Keywords: Emergency Guardianship. Approval of foreign judgments.


Sumário: 1. Cooperação em Matéria Civil, Tutelas de Urgência e os precedentes dos tribunais superiores brasileiros. 2. Conclusão. 3. Referências bibliográficas


A Cooperação Internacional em matéria civil tem se dado por meio de duas vias: indireta (carta rogatória e homologação de sentença estrangeira) e direta (auxílio ou assistência direta).


Talvez a mais importante inovação contida na Resolução n. 09/05 encontre-se no parágrafo 3° do artigo 4°, ao prever a admissibilidade da tutela de urgência nos procedimentos de homologação de sentença estrangeira.
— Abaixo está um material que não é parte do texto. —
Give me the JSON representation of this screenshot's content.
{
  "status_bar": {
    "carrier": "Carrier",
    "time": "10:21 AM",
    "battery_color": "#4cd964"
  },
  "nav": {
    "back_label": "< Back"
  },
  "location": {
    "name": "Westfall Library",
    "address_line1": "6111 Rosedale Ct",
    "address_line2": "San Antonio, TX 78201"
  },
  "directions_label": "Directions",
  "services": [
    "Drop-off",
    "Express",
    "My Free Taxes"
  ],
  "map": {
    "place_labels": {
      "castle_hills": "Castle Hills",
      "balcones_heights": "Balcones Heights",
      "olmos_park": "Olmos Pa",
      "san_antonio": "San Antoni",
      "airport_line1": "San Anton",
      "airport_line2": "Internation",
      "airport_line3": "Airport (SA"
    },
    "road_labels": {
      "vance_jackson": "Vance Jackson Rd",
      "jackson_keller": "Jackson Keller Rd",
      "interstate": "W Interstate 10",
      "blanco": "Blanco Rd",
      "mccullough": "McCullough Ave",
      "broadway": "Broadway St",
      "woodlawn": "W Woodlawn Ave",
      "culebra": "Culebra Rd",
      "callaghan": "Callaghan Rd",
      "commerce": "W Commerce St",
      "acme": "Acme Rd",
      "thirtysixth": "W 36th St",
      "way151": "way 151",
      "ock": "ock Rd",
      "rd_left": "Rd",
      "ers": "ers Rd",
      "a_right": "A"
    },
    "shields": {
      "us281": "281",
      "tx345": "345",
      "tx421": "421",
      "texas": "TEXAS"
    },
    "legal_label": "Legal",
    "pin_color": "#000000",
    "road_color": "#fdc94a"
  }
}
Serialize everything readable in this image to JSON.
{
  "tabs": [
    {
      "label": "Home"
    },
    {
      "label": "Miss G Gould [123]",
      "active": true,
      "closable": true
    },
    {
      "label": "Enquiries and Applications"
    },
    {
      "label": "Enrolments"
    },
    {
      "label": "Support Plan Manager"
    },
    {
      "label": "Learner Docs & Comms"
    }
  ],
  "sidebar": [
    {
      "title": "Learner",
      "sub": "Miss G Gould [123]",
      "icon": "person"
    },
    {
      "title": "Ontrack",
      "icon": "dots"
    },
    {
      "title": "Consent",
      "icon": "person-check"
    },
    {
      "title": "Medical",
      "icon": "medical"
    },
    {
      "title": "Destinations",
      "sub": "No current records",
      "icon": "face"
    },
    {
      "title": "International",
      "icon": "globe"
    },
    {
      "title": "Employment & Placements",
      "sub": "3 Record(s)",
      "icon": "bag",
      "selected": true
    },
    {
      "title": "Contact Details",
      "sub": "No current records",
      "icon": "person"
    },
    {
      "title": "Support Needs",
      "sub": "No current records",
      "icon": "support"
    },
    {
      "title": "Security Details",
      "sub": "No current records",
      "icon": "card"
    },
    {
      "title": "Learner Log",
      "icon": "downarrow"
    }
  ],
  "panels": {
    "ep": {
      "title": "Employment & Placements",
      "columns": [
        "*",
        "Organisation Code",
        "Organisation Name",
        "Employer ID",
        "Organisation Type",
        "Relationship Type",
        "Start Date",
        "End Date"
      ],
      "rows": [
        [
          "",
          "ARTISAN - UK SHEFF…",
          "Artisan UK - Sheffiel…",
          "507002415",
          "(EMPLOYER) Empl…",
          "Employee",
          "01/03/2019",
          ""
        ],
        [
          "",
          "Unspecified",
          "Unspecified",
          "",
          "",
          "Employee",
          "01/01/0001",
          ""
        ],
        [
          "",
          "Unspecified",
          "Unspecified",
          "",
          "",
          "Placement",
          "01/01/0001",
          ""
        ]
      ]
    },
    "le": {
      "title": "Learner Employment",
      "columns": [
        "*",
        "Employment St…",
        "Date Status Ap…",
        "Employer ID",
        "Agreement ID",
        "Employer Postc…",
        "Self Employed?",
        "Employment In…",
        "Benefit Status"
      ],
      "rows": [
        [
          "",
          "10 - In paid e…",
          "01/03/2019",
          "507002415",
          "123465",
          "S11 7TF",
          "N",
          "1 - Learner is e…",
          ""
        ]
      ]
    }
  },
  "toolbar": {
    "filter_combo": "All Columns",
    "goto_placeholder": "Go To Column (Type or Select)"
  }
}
Assim dispõe o citado art. 4° da Resolução n. 09 do STJ:


“Art. 4º A sentença estrangeira não terá eficácia no Brasil sem a prévia homologação pelo Superior Tribunal de Justiça ou por seu Presidente. (…)
§3º Admite-se tutela de urgência nos procedimentos de homologação de sentenças estrangeiras.
” (negritos nossos).


De fato, o Regimento Interno do Supremo Tribunal Federal não continha disposição semelhante. O Supremo Tribunal Federal, por seu turno, firmara jurisprudência no sentido de negar a admissibilidade da concessão de medida cautelar ou tutela antecipada em sede de homologação de sentença estrangeira[1], ao argumento de que, a se admitir a concessão de tais medidas, o STF transmudar-se-ia em verdadeira instância de execução, usurpando, assim, a competência da Justiça Federal para a execução de sentenças estrangeiras homologadas[2].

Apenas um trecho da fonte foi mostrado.